Let $f$ be a continuous function with support in a small ball $B(p,\delta/2)$ around $p\in \Sigma_0$. We will show that for $\delta$ small $$ \lim_{s\rightarrow 0 } \frac{1}{s} \int_{\{0\leq F \leq s\}\cap D} f\; d^d x = \int_{\Sigma_0} f\; d\sigma_0$$ where $d\sigma_0$ is the area measure on the surface (well-defined as $\Sigma_0$ is $C^1$). This suffices since for general $f$ you may use a partition of unity to reduce to this case.
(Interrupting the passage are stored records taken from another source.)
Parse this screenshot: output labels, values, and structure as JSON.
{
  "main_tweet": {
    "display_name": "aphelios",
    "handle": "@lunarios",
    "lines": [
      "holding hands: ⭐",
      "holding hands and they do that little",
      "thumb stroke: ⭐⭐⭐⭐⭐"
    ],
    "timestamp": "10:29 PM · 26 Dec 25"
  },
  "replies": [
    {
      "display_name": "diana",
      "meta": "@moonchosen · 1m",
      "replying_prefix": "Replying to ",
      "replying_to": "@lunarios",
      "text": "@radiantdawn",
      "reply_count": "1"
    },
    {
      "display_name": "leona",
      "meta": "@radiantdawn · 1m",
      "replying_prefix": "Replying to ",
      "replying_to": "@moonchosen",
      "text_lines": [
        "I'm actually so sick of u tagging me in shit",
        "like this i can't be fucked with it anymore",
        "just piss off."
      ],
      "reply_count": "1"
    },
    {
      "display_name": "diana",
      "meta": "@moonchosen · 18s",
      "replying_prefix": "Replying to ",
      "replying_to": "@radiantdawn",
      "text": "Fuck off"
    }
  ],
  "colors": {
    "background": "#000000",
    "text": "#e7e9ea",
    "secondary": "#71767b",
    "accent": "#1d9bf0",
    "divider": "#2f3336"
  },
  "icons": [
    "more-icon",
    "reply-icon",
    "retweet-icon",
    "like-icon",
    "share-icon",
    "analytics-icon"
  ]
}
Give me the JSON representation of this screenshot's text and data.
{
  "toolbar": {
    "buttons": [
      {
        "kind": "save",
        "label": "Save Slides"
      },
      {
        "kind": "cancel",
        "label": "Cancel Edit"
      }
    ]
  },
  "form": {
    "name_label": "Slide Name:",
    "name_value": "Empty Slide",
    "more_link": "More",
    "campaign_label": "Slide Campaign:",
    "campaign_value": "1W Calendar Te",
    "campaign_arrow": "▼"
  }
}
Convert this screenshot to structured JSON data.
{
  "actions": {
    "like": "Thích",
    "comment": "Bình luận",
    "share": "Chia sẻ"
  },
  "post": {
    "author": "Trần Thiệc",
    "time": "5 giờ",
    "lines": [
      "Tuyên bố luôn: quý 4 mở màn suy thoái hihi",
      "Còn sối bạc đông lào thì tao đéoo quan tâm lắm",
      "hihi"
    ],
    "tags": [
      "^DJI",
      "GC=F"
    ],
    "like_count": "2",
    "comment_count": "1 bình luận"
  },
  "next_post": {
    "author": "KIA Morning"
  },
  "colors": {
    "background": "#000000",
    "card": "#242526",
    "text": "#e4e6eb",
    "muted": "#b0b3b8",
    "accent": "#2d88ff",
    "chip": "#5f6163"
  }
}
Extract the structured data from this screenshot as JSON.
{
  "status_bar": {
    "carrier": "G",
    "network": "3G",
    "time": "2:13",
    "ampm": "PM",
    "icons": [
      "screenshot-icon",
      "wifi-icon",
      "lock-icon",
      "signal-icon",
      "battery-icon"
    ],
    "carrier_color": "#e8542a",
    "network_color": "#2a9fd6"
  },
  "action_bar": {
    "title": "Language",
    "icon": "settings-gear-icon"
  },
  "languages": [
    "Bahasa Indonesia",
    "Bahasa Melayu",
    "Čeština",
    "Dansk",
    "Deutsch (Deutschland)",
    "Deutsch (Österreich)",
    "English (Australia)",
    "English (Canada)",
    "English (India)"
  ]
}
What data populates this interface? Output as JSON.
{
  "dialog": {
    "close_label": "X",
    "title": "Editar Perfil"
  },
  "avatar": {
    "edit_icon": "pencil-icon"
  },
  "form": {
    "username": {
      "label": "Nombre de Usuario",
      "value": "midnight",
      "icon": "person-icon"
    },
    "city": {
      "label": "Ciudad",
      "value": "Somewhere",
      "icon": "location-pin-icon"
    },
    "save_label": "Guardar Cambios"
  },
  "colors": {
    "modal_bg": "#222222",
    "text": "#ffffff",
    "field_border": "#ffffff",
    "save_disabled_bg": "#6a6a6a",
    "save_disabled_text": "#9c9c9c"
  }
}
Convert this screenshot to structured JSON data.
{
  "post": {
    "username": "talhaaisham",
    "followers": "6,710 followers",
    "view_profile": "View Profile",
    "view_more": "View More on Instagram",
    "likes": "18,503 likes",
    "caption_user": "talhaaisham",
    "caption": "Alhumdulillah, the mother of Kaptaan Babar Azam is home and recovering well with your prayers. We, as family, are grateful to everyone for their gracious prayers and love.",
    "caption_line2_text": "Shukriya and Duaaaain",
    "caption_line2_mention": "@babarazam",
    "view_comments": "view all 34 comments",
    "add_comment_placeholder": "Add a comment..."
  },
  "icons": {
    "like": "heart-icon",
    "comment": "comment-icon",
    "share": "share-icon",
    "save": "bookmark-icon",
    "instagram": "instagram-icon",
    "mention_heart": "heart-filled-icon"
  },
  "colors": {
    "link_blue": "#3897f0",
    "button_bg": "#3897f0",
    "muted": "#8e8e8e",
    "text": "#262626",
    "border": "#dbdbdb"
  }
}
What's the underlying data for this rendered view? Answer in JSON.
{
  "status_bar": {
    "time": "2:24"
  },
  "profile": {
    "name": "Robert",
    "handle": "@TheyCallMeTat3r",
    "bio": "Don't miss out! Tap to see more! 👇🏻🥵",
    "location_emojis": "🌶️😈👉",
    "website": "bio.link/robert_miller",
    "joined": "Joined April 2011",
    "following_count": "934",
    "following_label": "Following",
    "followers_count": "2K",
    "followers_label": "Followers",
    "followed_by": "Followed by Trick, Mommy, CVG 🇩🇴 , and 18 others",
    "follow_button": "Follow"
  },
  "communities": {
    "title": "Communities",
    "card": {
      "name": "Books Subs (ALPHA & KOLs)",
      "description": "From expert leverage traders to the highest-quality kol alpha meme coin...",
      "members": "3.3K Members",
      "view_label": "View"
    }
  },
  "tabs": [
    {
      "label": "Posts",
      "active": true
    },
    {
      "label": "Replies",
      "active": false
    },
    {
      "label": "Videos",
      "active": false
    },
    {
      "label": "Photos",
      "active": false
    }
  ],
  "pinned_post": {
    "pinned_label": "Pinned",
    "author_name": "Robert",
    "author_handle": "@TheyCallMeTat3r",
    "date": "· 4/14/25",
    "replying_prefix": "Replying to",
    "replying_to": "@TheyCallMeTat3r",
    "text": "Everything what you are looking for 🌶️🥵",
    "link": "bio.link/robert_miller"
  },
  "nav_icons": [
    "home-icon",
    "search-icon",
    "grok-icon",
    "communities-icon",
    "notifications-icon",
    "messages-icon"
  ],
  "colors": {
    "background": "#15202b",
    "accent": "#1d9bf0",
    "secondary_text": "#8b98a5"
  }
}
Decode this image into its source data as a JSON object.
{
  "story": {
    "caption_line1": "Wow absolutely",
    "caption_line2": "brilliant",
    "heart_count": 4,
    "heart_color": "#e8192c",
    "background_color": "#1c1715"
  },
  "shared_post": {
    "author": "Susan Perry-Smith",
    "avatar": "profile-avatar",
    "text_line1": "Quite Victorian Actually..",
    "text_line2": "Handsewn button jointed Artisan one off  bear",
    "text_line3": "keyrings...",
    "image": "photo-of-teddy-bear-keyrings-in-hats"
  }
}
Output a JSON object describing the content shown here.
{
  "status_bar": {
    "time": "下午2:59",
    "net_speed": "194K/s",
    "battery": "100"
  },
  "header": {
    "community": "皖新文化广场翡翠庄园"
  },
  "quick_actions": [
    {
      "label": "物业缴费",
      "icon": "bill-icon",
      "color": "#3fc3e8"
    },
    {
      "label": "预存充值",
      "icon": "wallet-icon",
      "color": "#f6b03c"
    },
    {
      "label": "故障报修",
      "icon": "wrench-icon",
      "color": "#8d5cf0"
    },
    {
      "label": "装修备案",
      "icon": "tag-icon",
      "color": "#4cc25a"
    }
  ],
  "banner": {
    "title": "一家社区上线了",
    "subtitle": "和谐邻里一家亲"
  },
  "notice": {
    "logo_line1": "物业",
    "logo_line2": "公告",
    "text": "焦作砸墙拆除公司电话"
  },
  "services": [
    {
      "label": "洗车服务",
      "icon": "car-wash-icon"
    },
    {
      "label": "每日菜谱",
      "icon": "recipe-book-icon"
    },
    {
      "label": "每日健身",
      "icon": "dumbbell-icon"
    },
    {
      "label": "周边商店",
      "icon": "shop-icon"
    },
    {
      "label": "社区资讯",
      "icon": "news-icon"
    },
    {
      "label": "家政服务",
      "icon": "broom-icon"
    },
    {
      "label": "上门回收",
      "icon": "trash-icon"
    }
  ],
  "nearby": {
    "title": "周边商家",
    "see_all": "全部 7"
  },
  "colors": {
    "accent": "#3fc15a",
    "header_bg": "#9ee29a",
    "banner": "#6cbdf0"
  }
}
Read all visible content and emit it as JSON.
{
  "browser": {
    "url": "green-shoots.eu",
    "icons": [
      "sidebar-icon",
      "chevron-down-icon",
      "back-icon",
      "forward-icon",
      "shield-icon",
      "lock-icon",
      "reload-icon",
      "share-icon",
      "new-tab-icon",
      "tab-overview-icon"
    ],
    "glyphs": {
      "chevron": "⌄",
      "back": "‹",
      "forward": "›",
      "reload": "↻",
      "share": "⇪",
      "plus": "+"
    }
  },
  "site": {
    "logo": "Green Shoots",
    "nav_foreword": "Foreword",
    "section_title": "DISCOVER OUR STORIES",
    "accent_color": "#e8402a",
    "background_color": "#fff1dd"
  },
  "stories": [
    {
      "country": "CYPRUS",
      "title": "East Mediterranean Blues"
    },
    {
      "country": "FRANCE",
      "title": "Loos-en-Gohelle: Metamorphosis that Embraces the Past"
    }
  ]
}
Local coordinates: Choosing $\delta>0$ small enough we may ensure that $B(p,\delta)\cap \Sigma_0$ is the (embedded) image of a $C^1$ map: $$ j : U \rightarrow \Sigma_0 \subset {\Bbb R}^d, \; 0\in U \subset {\Bbb R}^{d-1}, j(0)=p, $$ where $j'(u)$ is injective for all $u\in U$ and its image is the tangent space of $\Sigma_0$ at $j(u)$. Write $n(u) = n_{j(u)}$ and consider now the map: $$ \Phi(u,s) = j(u) + s n(u) , u\in U, s\in [0,\delta/2]$$
The Jacobian determinant, $J(u,s) = \det \Phi' = \det ( j'(u) + s n'(u), n(u))$ is non-zero at $(u,s)=(0,0)$ and since continuous in $u$ and $s$ we may by the inverse function theorem (possibly choosing $\delta$ smaller) assume that $\Phi$ is a bijection onto its image. We then have an expression for the volume element $d^d x = J(u,s) d^{d-1}u ds$ in local coordinates. Furthermore, when restricted to $s=0$ it gives the $(d-1)$-dim area element on the surface (because $n$ is a unit normal to the tangent space): $$ d\sigma_0 = J(u,0) d^{d-1} u $$
The distance from $\Phi(u,s)$ to $\Sigma_0$ is clearly at most $s$ but a geometric consideration (make a drawing) using the definition of $\alpha$ shows that it is not smaller than $s \sqrt{1-\alpha(\delta)^2}$ (the last factor is an upper bound for the sine of the angle between two normal vectors in $\Sigma_0\cap B(p,\delta)$). It follows that for $0\leq s \leq \delta/2$ and restricting to the set $B(p,\delta/2)$ we have $$ \{x\in D: 0\leq F\leq s \sqrt{1-\alpha(\delta)^2}\} \subset \Phi(U,s) \subset \{x\in D: 0\leq F\leq s\} . $$ Therefore, $$ \frac{1}{s} \int_{0\leq F\leq s \sqrt{1-\alpha(\delta)^2} } f \; d^d x \leq \frac{1}{s} \int_0^s \left( \int_U f(u,s) J(u,s) d^{d-1}u \right) ds \leq \frac{1}{s}\int_{0\leq F\leq s} f \; d^d x $$ As $s\rightarrow 0^+$ the middle term goes to $\int_{\Sigma_0} f\; d\sigma_0$ by simple continuity, and the outer terms (limsup and liminf) agree within a factor $ \sqrt{1-\alpha(\delta)^2}$. Patching things together we may finally let $\delta$ go to zero and conclude since this factor goes to one.